T-PLL-1 Protocol of the German CLL Study Group (GCLLSG) - A Prospective Phase II Trial of Fludarabine Phosphate, Mitoxantrone and Cyclophosphamide (FMC) Followed by Alemtuzumab Consolidation in T-PLL.

Introduction: T-cell prolymphocytic leukemia (T-PLL) is an aggressive disease with a poor median overall survival of <12 months. With the introduction of alemtuzumab therapy, a response rate of 50% has been observed, including pretreated patients (

Patients and methods: From November 2001 to May 2005, 18 patients with T-PLL were entered into this prospective trial, 16 patients were evaluable to date. The median age of the patients was 65 years (range, 46– 73 years). All patients presented with typical hyperleukocytosis (median count = 167,000/L), and 5 patients had received prior therapy. Binet staging for the patients was as follows: A (n = 3), B (n = 4), and C (n = 9).

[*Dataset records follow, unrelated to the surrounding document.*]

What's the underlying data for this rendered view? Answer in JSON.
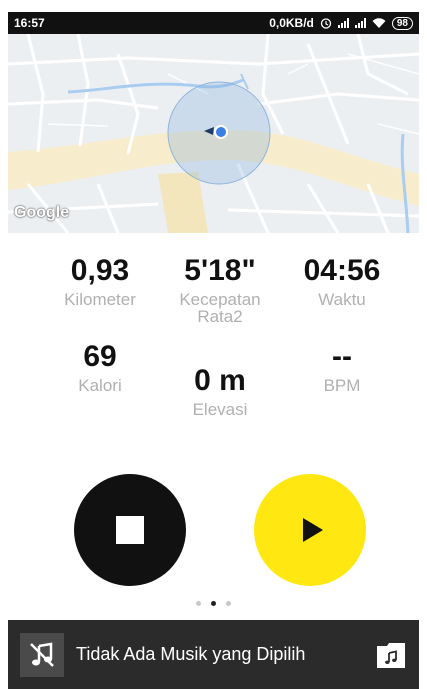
{
  "status_bar": {
    "time": "16:57",
    "network_speed": "0,0KB/d",
    "battery": "98",
    "network_type": "4G"
  },
  "map": {
    "attribution": "Google"
  },
  "stats": {
    "distance": {
      "value": "0,93",
      "label": "Kilometer"
    },
    "pace": {
      "value": "5'18\"",
      "label_line1": "Kecepatan",
      "label_line2": "Rata2"
    },
    "time": {
      "value": "04:56",
      "label": "Waktu"
    },
    "calories": {
      "value": "69",
      "label": "Kalori"
    },
    "elevation": {
      "value": "0 m",
      "label": "Elevasi"
    },
    "heart_rate": {
      "value": "--",
      "label": "BPM"
    }
  },
  "controls": {
    "stop_icon": "stop-icon",
    "play_icon": "play-icon",
    "stop_color": "#111111",
    "play_color": "#ffe812"
  },
  "pager": {
    "count": 3,
    "active": 1
  },
  "music": {
    "text": "Tidak Ada Musik yang Dipilih",
    "no_music_icon": "music-off-icon",
    "folder_icon": "music-folder-icon"
  }
}
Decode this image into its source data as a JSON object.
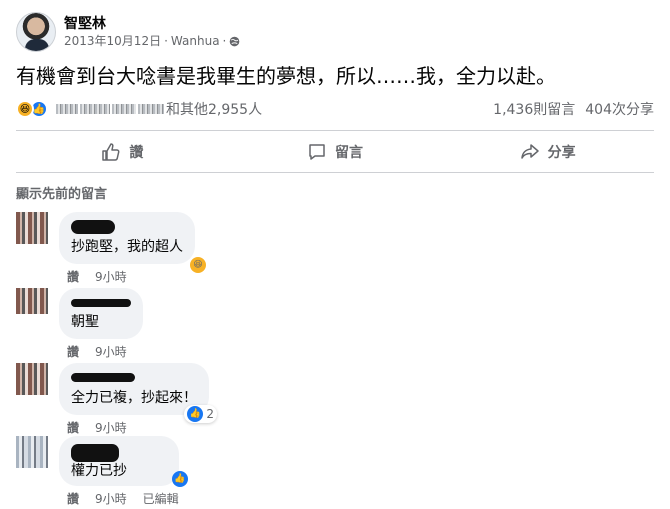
{
  "post": {
    "author": "智堅林",
    "date": "2013年10月12日",
    "separator": "·",
    "location": "Wanhua",
    "globe_icon": "globe-icon",
    "text": "有機會到台大唸書是我畢生的夢想，所以……我，全力以赴。",
    "reactions_text": "和其他2,955人",
    "comments_count": "1,436則留言",
    "shares_count": "404次分享"
  },
  "actions": {
    "like": "讚",
    "comment": "留言",
    "share": "分享"
  },
  "comments_section": {
    "show_previous": "顯示先前的留言"
  },
  "comments": [
    {
      "text": "抄跑堅，我的超人",
      "like_label": "讚",
      "time": "9小時",
      "reaction": "haha",
      "reaction_count": ""
    },
    {
      "text": "朝聖",
      "like_label": "讚",
      "time": "9小時",
      "reaction": "",
      "reaction_count": ""
    },
    {
      "text": "全力已複，抄起來！",
      "like_label": "讚",
      "time": "9小時",
      "reaction": "like",
      "reaction_count": "2"
    },
    {
      "text": "權力已抄",
      "like_label": "讚",
      "time": "9小時",
      "edited": "已編輯",
      "reaction": "like",
      "reaction_count": ""
    }
  ],
  "colors": {
    "link_blue": "#1877f2",
    "haha_yellow": "#f7b125",
    "meta_gray": "#65676b",
    "bubble_bg": "#f0f2f5"
  }
}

The treatment schedule included 4 cycles of fludarabine phosphate (Fludara) 25 mg/m² on Days 1–3, mitoxantrone 8 mg/m² on Day 1, and cyclophosphamide 200 mg/m² on Days 1–3, (FMC) and repeated on Day 29. After 3 months of chemotherapy, all patients were scheduled to receive alemtuzumab 30 mg IV three times per week as consolidation therapy.

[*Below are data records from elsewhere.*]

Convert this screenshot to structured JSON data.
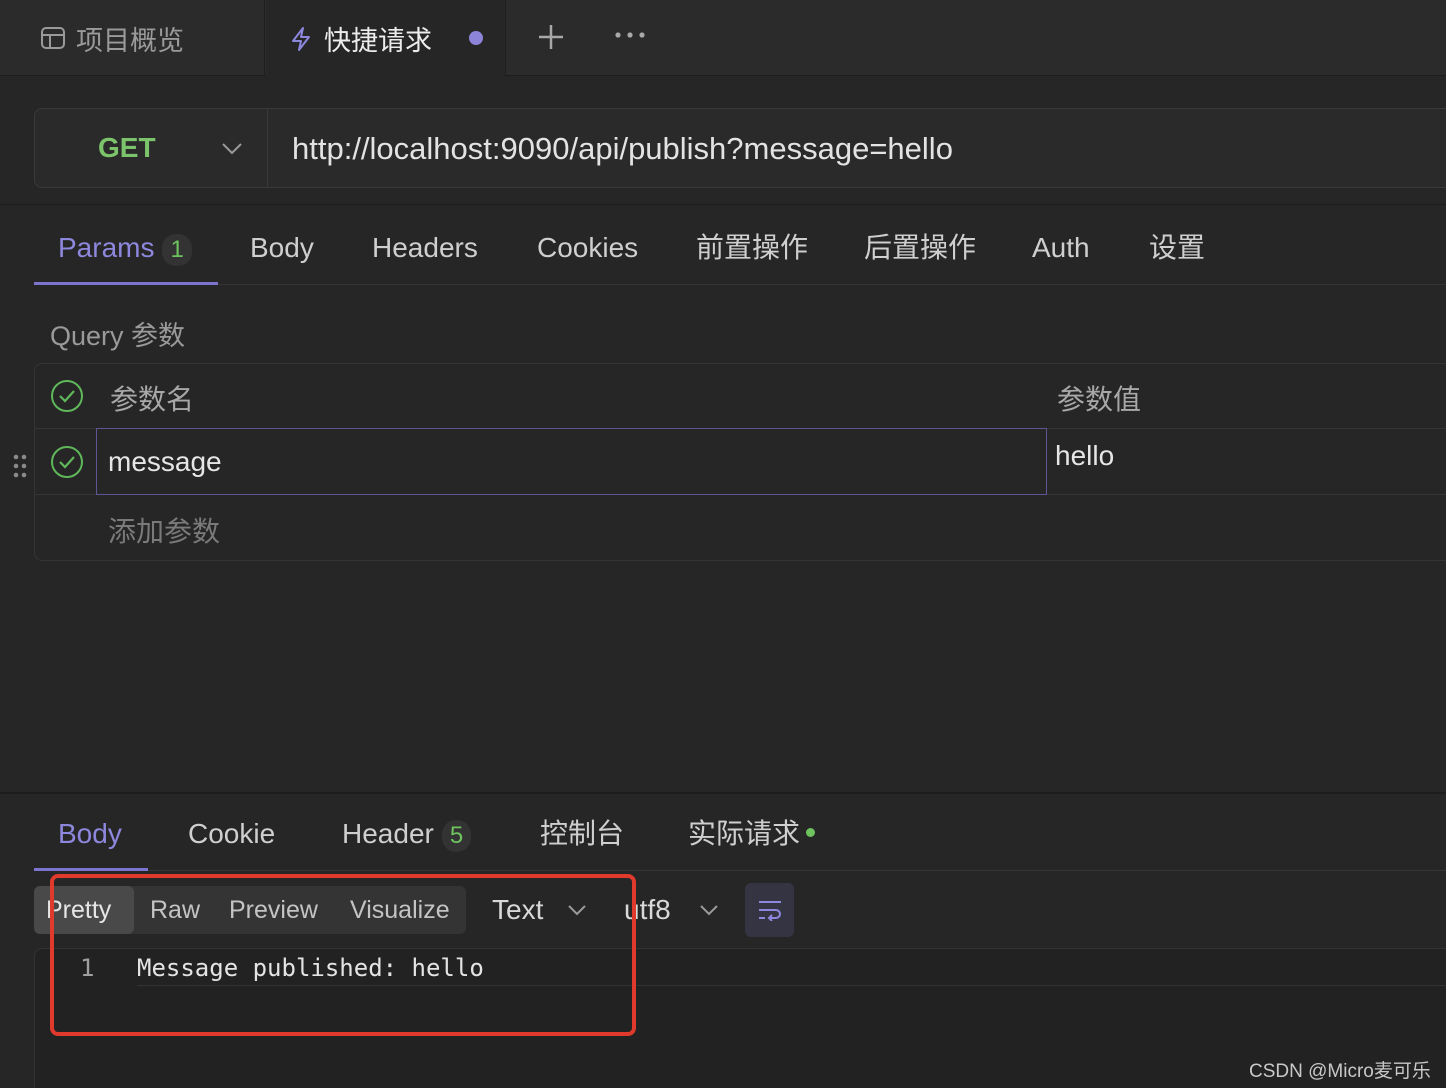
{
  "tabs": {
    "overview_label": "项目概览",
    "quick_label": "快捷请求",
    "quick_unsaved": true,
    "plus_label": "+",
    "more_label": "···"
  },
  "request": {
    "method": "GET",
    "url": "http://localhost:9090/api/publish?message=hello"
  },
  "request_tabs": {
    "params": "Params",
    "params_count": "1",
    "body": "Body",
    "headers": "Headers",
    "cookies": "Cookies",
    "pre_ops": "前置操作",
    "post_ops": "后置操作",
    "auth": "Auth",
    "settings": "设置",
    "active": "Params"
  },
  "params": {
    "section_label": "Query 参数",
    "col_name": "参数名",
    "col_value": "参数值",
    "rows": [
      {
        "enabled": true,
        "name": "message",
        "value": "hello"
      }
    ],
    "add_placeholder": "添加参数"
  },
  "response_tabs": {
    "body": "Body",
    "cookie": "Cookie",
    "header": "Header",
    "header_count": "5",
    "console": "控制台",
    "actual_request": "实际请求",
    "active": "Body"
  },
  "response_view": {
    "modes": [
      "Pretty",
      "Raw",
      "Preview",
      "Visualize"
    ],
    "active_mode": "Pretty",
    "format": "Text",
    "encoding": "utf8"
  },
  "response_body": {
    "line_number": "1",
    "line_text": "Message published: hello"
  },
  "colors": {
    "accent": "#8d88dd",
    "method_get": "#7cc46b",
    "highlight_box": "#e03a2c"
  },
  "watermark": "CSDN @Micro麦可乐"
}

Results: To date, 40 cycles of FMC therapy and a total of 28 weeks of alemtuzumab therapy have been documented. Thirteen cases of grade 3 leukopenia, 7 cases of grade 4 leukopenia, 2 cases of grade 3 thrombocytopenia, and 6 cases of grade 4 thrombocytopenia were observed. The best responses to FMC therapy were 8 CR, 3 PR, 2 SD, and 3 PD. Seven of 8 patients who achieved a CR, and 2 of 3 patients who achieved a PR, received subsequent alemtuzumab as consolidation therapy. One of the 3 patients with PD received alemtuzumab consolidation, but the disease continued to progress. However, 2 patients with SD after FMC achieved a CR with alemtuzumab. One patient progressed and died after 2 FMC cycles. Another patient had continuous pancytopenia with bone marrow involvement, and therefore, was considered to have PD. Relapse occurred in 3 patients with CR after FMC and alemtuzumab therapies, and in 1 patient with SD after FMC treatment that had achieved a CR after alemtuzumab therapy. The overall response rates after FMC and alemtuzumab therapies were 68% and 90%, respectively. The median survival was 13.4 months and PFS was 10.6 months for 12 evaluable patients.

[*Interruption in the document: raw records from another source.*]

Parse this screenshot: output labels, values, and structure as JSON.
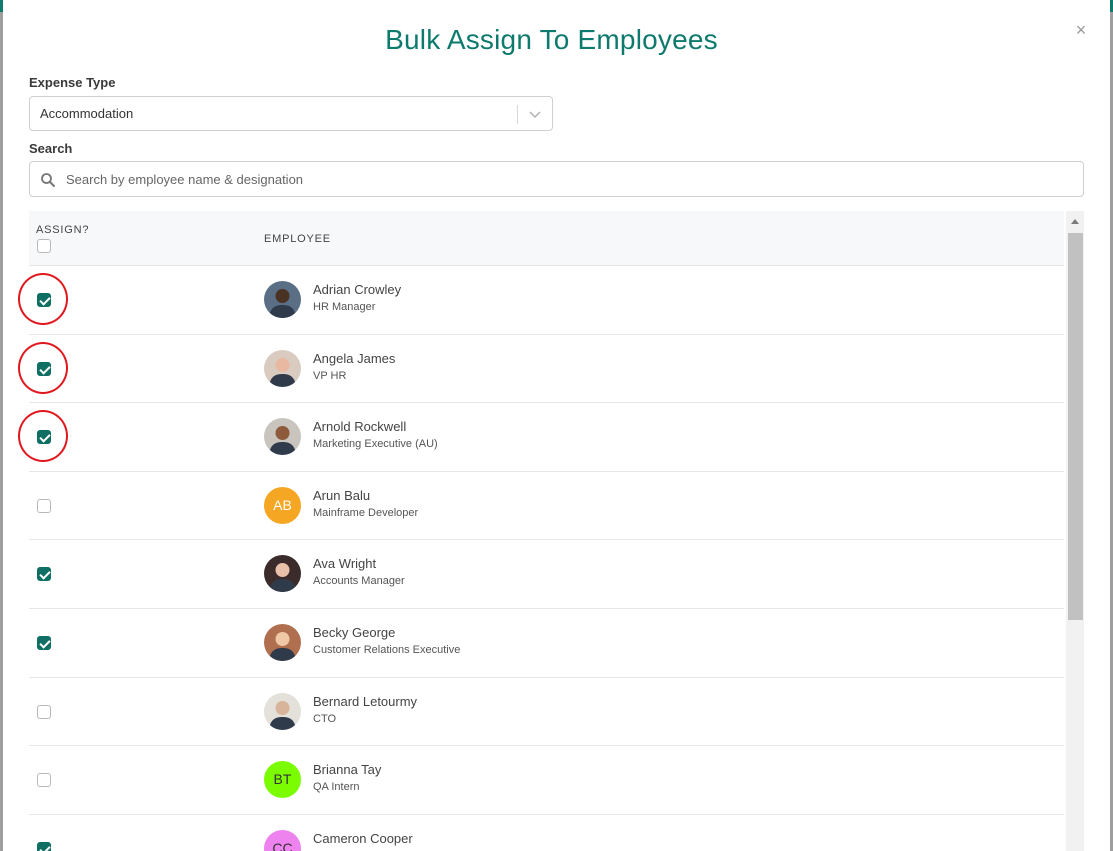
{
  "modal": {
    "title": "Bulk Assign To Employees",
    "close_label": "×"
  },
  "expense_type": {
    "label": "Expense Type",
    "value": "Accommodation"
  },
  "search": {
    "label": "Search",
    "placeholder": "Search by employee name & designation"
  },
  "table": {
    "headers": {
      "assign": "ASSIGN?",
      "employee": "EMPLOYEE"
    },
    "select_all_checked": false,
    "rows": [
      {
        "name": "Adrian Crowley",
        "title": "HR Manager",
        "checked": true,
        "highlighted": true,
        "avatar": {
          "type": "photo",
          "bg": "#5a6f86",
          "skin": "#4a3325"
        }
      },
      {
        "name": "Angela James",
        "title": "VP HR",
        "checked": true,
        "highlighted": true,
        "avatar": {
          "type": "photo",
          "bg": "#d9cbbf",
          "skin": "#e8b9a0"
        }
      },
      {
        "name": "Arnold Rockwell",
        "title": "Marketing Executive (AU)",
        "checked": true,
        "highlighted": true,
        "avatar": {
          "type": "photo",
          "bg": "#c9c4bd",
          "skin": "#8d5a3c"
        }
      },
      {
        "name": "Arun Balu",
        "title": "Mainframe Developer",
        "checked": false,
        "highlighted": false,
        "avatar": {
          "type": "initials",
          "initials": "AB",
          "bg": "#f5a623",
          "color": "#ffffff"
        }
      },
      {
        "name": "Ava Wright",
        "title": "Accounts Manager",
        "checked": true,
        "highlighted": false,
        "avatar": {
          "type": "photo",
          "bg": "#3b2b2b",
          "skin": "#e8c1a8"
        }
      },
      {
        "name": "Becky George",
        "title": "Customer Relations Executive",
        "checked": true,
        "highlighted": false,
        "avatar": {
          "type": "photo",
          "bg": "#b07050",
          "skin": "#f0c8a8"
        }
      },
      {
        "name": "Bernard Letourmy",
        "title": "CTO",
        "checked": false,
        "highlighted": false,
        "avatar": {
          "type": "photo",
          "bg": "#e4e0da",
          "skin": "#d8b49a"
        }
      },
      {
        "name": "Brianna Tay",
        "title": "QA Intern",
        "checked": false,
        "highlighted": false,
        "avatar": {
          "type": "initials",
          "initials": "BT",
          "bg": "#7cfc00",
          "color": "#333333"
        }
      },
      {
        "name": "Cameron Cooper",
        "title": "",
        "checked": true,
        "highlighted": false,
        "avatar": {
          "type": "initials",
          "initials": "CC",
          "bg": "#ee82ee",
          "color": "#333333"
        }
      }
    ]
  },
  "colors": {
    "accent": "#0e7a6e",
    "checkbox_checked": "#0f6f63",
    "highlight": "#e0191f"
  }
}
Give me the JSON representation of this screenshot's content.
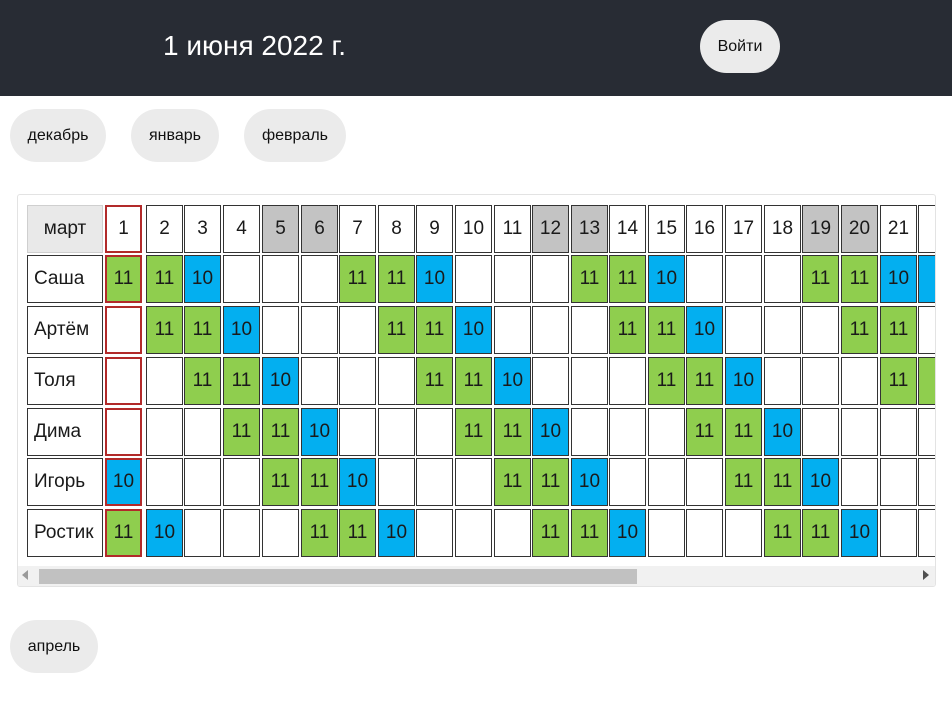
{
  "header": {
    "title": "1 июня 2022 г.",
    "login_label": "Войти"
  },
  "nav": {
    "prev_months": [
      "декабрь",
      "январь",
      "февраль"
    ],
    "next_month": "апрель"
  },
  "schedule": {
    "month": "март",
    "days": [
      1,
      2,
      3,
      4,
      5,
      6,
      7,
      8,
      9,
      10,
      11,
      12,
      13,
      14,
      15,
      16,
      17,
      18,
      19,
      20,
      21
    ],
    "weekend_days": [
      5,
      6,
      12,
      13,
      19,
      20
    ],
    "today_day": 1,
    "rows": [
      {
        "name": "Саша",
        "values": [
          "11",
          "11",
          "10",
          "",
          "",
          "",
          "11",
          "11",
          "10",
          "",
          "",
          "",
          "11",
          "11",
          "10",
          "",
          "",
          "",
          "11",
          "11",
          "10"
        ]
      },
      {
        "name": "Артём",
        "values": [
          "",
          "11",
          "11",
          "10",
          "",
          "",
          "",
          "11",
          "11",
          "10",
          "",
          "",
          "",
          "11",
          "11",
          "10",
          "",
          "",
          "",
          "11",
          "11"
        ]
      },
      {
        "name": "Толя",
        "values": [
          "",
          "",
          "11",
          "11",
          "10",
          "",
          "",
          "",
          "11",
          "11",
          "10",
          "",
          "",
          "",
          "11",
          "11",
          "10",
          "",
          "",
          "",
          "11"
        ]
      },
      {
        "name": "Дима",
        "values": [
          "",
          "",
          "",
          "11",
          "11",
          "10",
          "",
          "",
          "",
          "11",
          "11",
          "10",
          "",
          "",
          "",
          "11",
          "11",
          "10",
          "",
          "",
          ""
        ]
      },
      {
        "name": "Игорь",
        "values": [
          "10",
          "",
          "",
          "",
          "11",
          "11",
          "10",
          "",
          "",
          "",
          "11",
          "11",
          "10",
          "",
          "",
          "",
          "11",
          "11",
          "10",
          "",
          ""
        ]
      },
      {
        "name": "Ростик",
        "values": [
          "11",
          "10",
          "",
          "",
          "",
          "11",
          "11",
          "10",
          "",
          "",
          "",
          "11",
          "11",
          "10",
          "",
          "",
          "",
          "11",
          "11",
          "10",
          ""
        ]
      }
    ],
    "partial_column_colors": [
      "v10",
      "v10",
      "",
      "v11",
      "",
      "",
      ""
    ]
  },
  "colors": {
    "header_bg": "#282c34",
    "value_11": "#8fce4e",
    "value_10": "#03aff0",
    "weekend": "#c3c3c3",
    "today_border": "#b22a2a"
  }
}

Conclusion: In conclusion, FMC is an effective regimen in the first-line treatment of T-PLL. Our trial indicates that the combination of a fludarabine phosphate-containing regimen with subsequent alemtuzumab therapy has the potential to be beneficial in the treatment of T-PLL. However, as relapses were observed after completing the schedule, an intensified first-line therapy followed by alemtuzumab maintenance therapy might be useful in the treatment of T-PLL. A study of FMC combined with alemtuzumab followed by an alemtuzumab maintenance therapy is currently under investigation.